America admitted far fewer refugees than this time a year ago. However, Trump grudgingly honored an Obama-era refugee deal with Australia.
by Edmund Hart
October 1 is the beginning of a new fiscal year for the United States government, and the Trump administration plans to limit refugee admissions to 45,000. The previous fiscal year of 2017 saw 52,261 refugees admitted, with the vast majority coming from Africa, the Middle East, and South Asia. Over the past decade, refugee admission into the U.S. has varied from approximately 40,000 to 75,000. This number spiked in fiscal year 2016 to 84,995 refugees, and former President Barack Obama wanted admissions to further rise to 110,000 in 2017. Refugee admissions have not been at that level since the early 1990s, and it could have been achieved had the admission rate kept pace with the 9,945 refugees imported in October 2016. Fortunately, the transition of power to the Trump administration saw a persistent reduction in admissions to the point that it reached a trickle. The last month in fiscal year 2017, September, had a paltry admission of 869 refugees.
Trump’s success at adverting a planned refugee surge by Obama is commendable. However, he has not rescinded a previous refugee exchange plan between the United States and Australia. Just 5 days after the 2016 presidential election, Obama stuck a deal with Australian Prime Minister Malcolm Turnbull, in which up to 1,250 refugees from Australian detention centers on the Pacific islands of Nauru and Manus are to be imported into the United States in exchange for Australia accepting several dozen refugees currently located in Costa Rica. Australia has also pledged to increase their refugee intake by 5,000 to 18,750 a year. While Trump has referred to the deal as “dumb,” his administration will still honor the diplomatic agreement with the United States’ longtime ally. The first group of these refugees has begun to leave the Australian camps, but leaked phone transcripts from last month between Turnbull and Trump reveal the President’s displeasure with the deal:
“I guarantee you they are bad. That is why they are in prison right now. They are not going to be wonderful people who go on to work for the local milk people.”

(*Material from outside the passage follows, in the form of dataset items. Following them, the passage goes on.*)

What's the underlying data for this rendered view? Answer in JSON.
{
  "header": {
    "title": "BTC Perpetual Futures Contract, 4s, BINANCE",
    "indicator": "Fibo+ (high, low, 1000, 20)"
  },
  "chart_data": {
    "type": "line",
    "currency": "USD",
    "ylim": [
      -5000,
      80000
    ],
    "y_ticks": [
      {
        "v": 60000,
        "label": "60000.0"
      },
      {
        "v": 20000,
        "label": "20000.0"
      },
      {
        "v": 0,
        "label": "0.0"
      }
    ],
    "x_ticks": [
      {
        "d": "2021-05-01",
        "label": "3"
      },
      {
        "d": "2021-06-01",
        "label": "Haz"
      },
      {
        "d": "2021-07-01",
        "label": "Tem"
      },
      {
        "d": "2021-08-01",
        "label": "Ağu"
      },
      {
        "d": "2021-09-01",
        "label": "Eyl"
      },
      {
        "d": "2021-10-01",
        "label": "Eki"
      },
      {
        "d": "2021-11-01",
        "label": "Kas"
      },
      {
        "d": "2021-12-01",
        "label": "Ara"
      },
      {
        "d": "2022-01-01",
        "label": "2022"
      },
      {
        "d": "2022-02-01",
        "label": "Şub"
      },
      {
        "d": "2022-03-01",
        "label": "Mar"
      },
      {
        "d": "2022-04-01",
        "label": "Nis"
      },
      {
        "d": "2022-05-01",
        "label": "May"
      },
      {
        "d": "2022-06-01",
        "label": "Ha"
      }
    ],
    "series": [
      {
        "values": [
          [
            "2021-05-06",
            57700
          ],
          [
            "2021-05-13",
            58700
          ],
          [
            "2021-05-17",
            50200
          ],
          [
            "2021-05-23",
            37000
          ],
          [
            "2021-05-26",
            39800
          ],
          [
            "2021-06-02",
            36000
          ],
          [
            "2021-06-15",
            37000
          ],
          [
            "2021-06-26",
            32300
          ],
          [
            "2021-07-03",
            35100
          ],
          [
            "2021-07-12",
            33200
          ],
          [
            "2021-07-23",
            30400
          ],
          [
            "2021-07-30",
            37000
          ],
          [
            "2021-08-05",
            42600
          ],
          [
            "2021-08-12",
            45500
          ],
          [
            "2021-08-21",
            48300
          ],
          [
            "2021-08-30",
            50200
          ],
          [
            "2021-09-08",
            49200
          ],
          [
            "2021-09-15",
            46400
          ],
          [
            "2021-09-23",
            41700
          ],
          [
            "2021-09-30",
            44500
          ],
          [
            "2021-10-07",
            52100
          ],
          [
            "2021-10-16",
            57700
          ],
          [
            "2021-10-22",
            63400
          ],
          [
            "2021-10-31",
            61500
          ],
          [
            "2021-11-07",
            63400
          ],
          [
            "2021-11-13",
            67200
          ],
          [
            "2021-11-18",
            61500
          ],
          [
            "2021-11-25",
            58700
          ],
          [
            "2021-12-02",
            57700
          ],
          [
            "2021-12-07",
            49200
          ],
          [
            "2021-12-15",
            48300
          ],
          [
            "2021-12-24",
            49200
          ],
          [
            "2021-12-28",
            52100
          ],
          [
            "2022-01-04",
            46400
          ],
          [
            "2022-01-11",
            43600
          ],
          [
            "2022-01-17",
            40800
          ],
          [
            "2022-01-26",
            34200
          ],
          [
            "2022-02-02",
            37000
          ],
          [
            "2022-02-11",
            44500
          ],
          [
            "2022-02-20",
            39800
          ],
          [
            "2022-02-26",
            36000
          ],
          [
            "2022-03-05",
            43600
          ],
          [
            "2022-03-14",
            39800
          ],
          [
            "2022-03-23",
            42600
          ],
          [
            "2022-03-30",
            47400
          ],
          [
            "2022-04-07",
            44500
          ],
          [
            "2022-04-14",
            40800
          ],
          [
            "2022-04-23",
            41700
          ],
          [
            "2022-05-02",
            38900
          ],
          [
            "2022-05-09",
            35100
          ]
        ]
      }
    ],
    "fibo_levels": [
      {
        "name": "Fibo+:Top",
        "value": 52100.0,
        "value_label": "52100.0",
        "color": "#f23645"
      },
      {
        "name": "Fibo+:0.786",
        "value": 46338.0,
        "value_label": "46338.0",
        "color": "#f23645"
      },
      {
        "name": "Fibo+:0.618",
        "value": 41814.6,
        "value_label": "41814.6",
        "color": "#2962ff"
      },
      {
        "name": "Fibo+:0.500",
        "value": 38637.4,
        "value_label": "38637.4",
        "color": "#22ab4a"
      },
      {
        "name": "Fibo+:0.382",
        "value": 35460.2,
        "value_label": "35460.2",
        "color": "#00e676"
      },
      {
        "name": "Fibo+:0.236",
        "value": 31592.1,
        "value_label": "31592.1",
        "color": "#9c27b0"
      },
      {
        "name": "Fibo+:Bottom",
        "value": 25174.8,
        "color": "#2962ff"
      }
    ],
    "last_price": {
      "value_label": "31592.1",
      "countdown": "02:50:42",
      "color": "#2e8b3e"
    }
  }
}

The nature of this deal appears curious at first glance. It appears to be a reshuffling of interchangeable refugees that involves increased transportation costs for both countries. However there is a particular reason for Australia wanting such a deal. Australia has a policy disbarring migrant boat arrivals on their mainland. Such arrivals are sent to detention centers on Pacific islands where the migrant can apply for asylum in a third country or return to their homeland. Therefore, Australia refuses to accept the refugees housed on Naura and Manus and is able to pawn them off on the United States through this deal.
Australia’s refusal to accept boat people is a prudent policy decision given the region. In the Spring of 2015, the tremors of Europe’s migrant invasion were beginning and a similar crisis was shaping up in the Pacific. Like the current hysteria whipped up by international journalists over Rohingya Muslims, the press was heavily pushing for the acceptance of Rohingya boat people in Australia during the first half of 2015. Former Prime Minister Tony Abbot offered a commonsense rebuttal:
“We are not going to do anything that will encourage people to get on boats. If we do the slightest thing to encourage people to get on the boats, this problem will get worse, not better”
Eventually the international press gave up on pressuring the Australian government and focused instead on Europe, which was readily accepting any and all who washed up on its shores. This in turn led to a swell of boat people seeking migration to Europe’s mainland that continues to this day, while Australia’s policy has kept their potential third world invasion at bay for now.
The natural state in non-White sections of the world, in the absence of a strongman government, is turmoil and sporadic violence. Various ethnic groups engage in tribal warfare over blood feuds that go back decades or even centuries. Governments that do exists are often corrupt, and their reach is usually limited to urban areas within their borders. Western-backed humanitarian efforts in these regions to reduce mortality through medical assistance and food aid has grown populations in the third world to levels that they would not be capable of sustaining on their own accord. Peace efforts led by the UN and backed by economic sanctions has kept chaotic violence in many of these countries to a simmer, but they have done nothing to abate the innate tribal animosity. The recent conflict in Myanmar is an example of what happens when ethnic resentment boils over, and there will likely be more incidents like this around the globe as populations continue to increase.
The losers in ethnic strife are not automatically innocent victims and desirable people to bring into the country. Should the power dynamics be shifted in any of these conflicts, then the other group would be the refugees that are foisted upon stable Western countries. In an ideal world, President Trump would set the refugee cap to zero. The next best thing his administration can do is hamstring the bureaucracy of refugee processing and keep admissions to last month’s level of 869 individuals or aim for an even lower number.